Monday 23 May 2016

Pricing strategy and behavioural economics

I've been holding onto this one for a while, until my ECON100 class covered pricing strategy. We know that firms use pricing strategy to try and extract additional profits from consumers (yesterday I blogged about two-part pricing). But firms also take advantage of consumer's quasi-rationality (consumer's departures from pure rational decision making). Back in January, Tim Harford wrote a great post which highlighted some examples:
The most egregious example — popular in the US, blessedly less so in the UK — is the mail-in rebate, where a manufacturer or retailer will offer a discount but only after the customer fills in a form, attaches a receipt and mails the paperwork off with fingers crossed. There are a number of advantages to this — it may allow the manufacturer to gain information about customers, and produces a flattering cash flow — but surely the main reason companies use mail-in rebates is that they know some people aren’t as disciplined and organised as they think.
Scott Adams, as so often, nailed the issue in a Dilbert comic strip. Dogbert offers a product for sale for $1,000,029 with a $1,000,000 rebate. And since “all we need is one person to forget to mail in the rebate forms”, Dogbert suggests targeting “the lazy rich”.
The benign argument for mail-in rebates is that the relatively wealthy are less likely to mail in the rebate, because they prefer to spend the time it takes to do so on other things (this is also the argument for why the wealthy are less likely to clip coupons). This leads the wealthy to pay a relatively higher price for the good, which is essentially what the firm wants, since rebates (and coupons) are a subtle form of price discrimination. Because the wealthy have relatively less elastic demand for goods (they are less responsive to higher prices, because goods of whatever type take up a smaller proportion of their income), the firm wants to (and can get away with) charging the wealthy a higher price.

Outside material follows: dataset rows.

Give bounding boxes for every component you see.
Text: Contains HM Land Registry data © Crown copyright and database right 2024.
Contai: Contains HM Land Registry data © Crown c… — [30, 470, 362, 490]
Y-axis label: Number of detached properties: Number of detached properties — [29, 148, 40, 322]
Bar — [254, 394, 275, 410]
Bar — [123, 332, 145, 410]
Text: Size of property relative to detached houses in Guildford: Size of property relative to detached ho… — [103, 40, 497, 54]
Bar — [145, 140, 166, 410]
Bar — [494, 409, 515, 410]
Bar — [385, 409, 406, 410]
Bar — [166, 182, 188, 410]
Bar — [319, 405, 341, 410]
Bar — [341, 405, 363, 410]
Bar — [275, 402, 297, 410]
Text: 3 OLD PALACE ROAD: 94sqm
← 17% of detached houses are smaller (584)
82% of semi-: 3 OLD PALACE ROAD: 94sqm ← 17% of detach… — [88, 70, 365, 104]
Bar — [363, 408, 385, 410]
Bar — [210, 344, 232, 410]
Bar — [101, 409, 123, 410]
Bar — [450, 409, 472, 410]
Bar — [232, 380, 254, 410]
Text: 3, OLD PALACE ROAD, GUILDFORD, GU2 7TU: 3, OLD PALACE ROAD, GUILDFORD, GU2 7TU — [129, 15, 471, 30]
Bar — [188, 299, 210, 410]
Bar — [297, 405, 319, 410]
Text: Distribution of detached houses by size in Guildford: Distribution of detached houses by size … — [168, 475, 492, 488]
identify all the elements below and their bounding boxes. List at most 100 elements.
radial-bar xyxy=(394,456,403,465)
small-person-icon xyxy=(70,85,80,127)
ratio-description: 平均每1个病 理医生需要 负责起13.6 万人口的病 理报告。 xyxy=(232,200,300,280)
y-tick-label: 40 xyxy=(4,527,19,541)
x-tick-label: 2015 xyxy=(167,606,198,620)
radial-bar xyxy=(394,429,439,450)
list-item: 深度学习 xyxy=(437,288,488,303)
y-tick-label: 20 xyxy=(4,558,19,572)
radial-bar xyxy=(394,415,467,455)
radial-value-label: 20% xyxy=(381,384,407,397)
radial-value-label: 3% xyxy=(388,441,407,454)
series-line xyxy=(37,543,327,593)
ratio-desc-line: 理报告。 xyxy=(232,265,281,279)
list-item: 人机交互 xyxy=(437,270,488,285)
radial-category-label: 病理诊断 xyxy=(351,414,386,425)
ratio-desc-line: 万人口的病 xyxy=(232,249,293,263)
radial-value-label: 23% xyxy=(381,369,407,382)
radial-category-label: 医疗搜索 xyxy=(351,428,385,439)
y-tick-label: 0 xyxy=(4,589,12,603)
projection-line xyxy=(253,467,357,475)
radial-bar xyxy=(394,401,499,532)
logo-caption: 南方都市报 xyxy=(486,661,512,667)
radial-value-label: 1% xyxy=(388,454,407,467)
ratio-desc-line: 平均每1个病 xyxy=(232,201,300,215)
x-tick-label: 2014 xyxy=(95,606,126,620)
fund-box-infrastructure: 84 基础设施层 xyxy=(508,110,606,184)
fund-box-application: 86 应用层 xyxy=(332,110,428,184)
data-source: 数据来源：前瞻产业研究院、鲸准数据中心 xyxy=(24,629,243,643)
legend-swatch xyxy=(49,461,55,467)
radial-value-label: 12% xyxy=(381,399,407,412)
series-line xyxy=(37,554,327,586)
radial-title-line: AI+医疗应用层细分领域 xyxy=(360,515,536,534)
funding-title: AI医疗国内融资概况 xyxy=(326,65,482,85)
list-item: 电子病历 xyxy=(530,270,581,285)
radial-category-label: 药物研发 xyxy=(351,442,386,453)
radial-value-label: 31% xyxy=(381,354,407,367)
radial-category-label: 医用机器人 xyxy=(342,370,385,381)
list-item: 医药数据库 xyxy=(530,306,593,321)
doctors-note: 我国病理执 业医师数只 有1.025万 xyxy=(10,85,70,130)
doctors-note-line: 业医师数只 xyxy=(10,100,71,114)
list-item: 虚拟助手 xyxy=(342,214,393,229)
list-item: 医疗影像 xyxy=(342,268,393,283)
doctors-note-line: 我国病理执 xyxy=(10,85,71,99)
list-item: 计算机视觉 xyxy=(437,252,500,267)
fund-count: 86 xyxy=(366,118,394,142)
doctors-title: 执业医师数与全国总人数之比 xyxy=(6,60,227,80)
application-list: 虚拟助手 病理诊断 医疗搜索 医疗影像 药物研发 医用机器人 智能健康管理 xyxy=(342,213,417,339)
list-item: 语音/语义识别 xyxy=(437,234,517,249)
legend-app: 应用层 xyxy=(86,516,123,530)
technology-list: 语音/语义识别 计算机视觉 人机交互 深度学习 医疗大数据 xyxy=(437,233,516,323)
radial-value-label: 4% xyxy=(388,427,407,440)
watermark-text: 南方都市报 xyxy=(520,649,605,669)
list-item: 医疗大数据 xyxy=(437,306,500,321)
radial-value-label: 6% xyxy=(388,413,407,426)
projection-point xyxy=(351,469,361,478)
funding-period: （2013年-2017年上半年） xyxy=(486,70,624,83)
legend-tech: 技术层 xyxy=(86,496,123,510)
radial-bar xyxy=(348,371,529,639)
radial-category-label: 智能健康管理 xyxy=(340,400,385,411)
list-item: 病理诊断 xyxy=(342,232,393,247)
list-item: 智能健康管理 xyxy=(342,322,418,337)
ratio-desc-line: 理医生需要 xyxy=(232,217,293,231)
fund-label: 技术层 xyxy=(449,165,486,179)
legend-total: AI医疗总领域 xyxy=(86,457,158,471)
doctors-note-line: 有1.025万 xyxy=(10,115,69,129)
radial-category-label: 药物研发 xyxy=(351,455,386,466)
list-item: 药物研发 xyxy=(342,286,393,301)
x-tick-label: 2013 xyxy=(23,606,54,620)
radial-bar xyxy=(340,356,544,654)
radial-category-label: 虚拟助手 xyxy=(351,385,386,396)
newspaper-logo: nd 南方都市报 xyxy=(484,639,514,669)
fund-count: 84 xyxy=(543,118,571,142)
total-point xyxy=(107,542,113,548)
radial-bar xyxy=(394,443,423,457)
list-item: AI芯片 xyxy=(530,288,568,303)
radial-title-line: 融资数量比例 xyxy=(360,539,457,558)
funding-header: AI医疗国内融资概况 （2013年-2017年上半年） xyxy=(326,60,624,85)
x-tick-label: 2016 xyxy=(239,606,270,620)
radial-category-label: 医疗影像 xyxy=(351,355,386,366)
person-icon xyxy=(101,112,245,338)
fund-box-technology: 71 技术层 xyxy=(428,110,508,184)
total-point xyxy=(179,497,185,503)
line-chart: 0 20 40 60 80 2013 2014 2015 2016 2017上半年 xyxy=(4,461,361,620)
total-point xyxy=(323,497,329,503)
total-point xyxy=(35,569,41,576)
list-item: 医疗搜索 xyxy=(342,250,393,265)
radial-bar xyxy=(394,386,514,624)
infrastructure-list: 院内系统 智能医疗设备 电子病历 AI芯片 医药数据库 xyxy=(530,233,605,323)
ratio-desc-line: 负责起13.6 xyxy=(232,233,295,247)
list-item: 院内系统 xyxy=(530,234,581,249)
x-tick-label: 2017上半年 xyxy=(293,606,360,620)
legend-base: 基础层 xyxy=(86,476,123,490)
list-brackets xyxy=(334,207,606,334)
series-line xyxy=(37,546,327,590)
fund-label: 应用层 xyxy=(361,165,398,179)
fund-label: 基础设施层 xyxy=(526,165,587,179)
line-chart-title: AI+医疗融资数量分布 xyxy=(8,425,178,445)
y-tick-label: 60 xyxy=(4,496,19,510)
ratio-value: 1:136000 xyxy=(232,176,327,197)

However, Harford hits on another point with rebates. If consumers trick themselves into thinking they will mail in the rebate (so at the time they make the purchase they are thinking about the sticker price minus the rebate), but then are too disorganised to do so, the consumers are paying a higher price than they initially were willing to. Or perhaps people are just time inconsistent - the decision they make at the time of purchase (that they will mail in the rebate form) isn't the decision that they make later (that it's too much trouble to fill out the form, find a postbox, etc.). Either way, that extra money goes into the back pockets of the firm.

Harford also gives another example, which will be familiar to my ECON100 students:
More subtle still are pricing schemes that exploit consumers. In a recent analysis of overconfident consumers, economist Michael D Grubb highlights the “three-part tariff”. A one-part tariff would be, for example, 2p per minute to make phone calls. A two-part tariff might be £10 a month, plus 1p a minute to make phone calls. And a three-part tariff? A tenner a month with 200 minutes of free calls, plus 10p a minute to make phone calls after the 200 minutes have been used.
The three-part tariff will be reassuringly familiar to anyone with a mobile phone contract. But look at it there on the page. It’s ridiculous, is it not? It is hard to imagine any company deploying such a convoluted offering for a product whose consumption was obvious, such as petrol — “£10 a month to use our petrol stations, the first 50 litres of petrol to be supplied at cost price, and then £5 a litre thereafter.” There are legitimate business justifications for a three-part tariff but the likeliest story is that phone companies think we are fallible. Most of us don’t have a firm grasp either of how much we talk on average or of how variable that average is. As a result, many of us pay these punitive charges more often than we expect.
I demonstrated yesterday how the two-part tariff allows consumers to reach a higher indifference curve (thus making them better off). Again in a benign explanation, the three-part tariff does similarly. However, this relies on consumers being aware of how much they are spending, but if consumers are largely unaware then all bets are off. One aspect of behavioural economics is the illusion of knowledge - we think we know more than we do. So, when we choose a mobile phone plan, we are confident we know how many minutes we will use and that we will be able to keep track so that we avoid the expensive minutes after our free minutes have run out. But it turns out we aren't as aware of our mobile phone usage as we thought.

I encourage you to read the whole of Harford's post, as it is very good.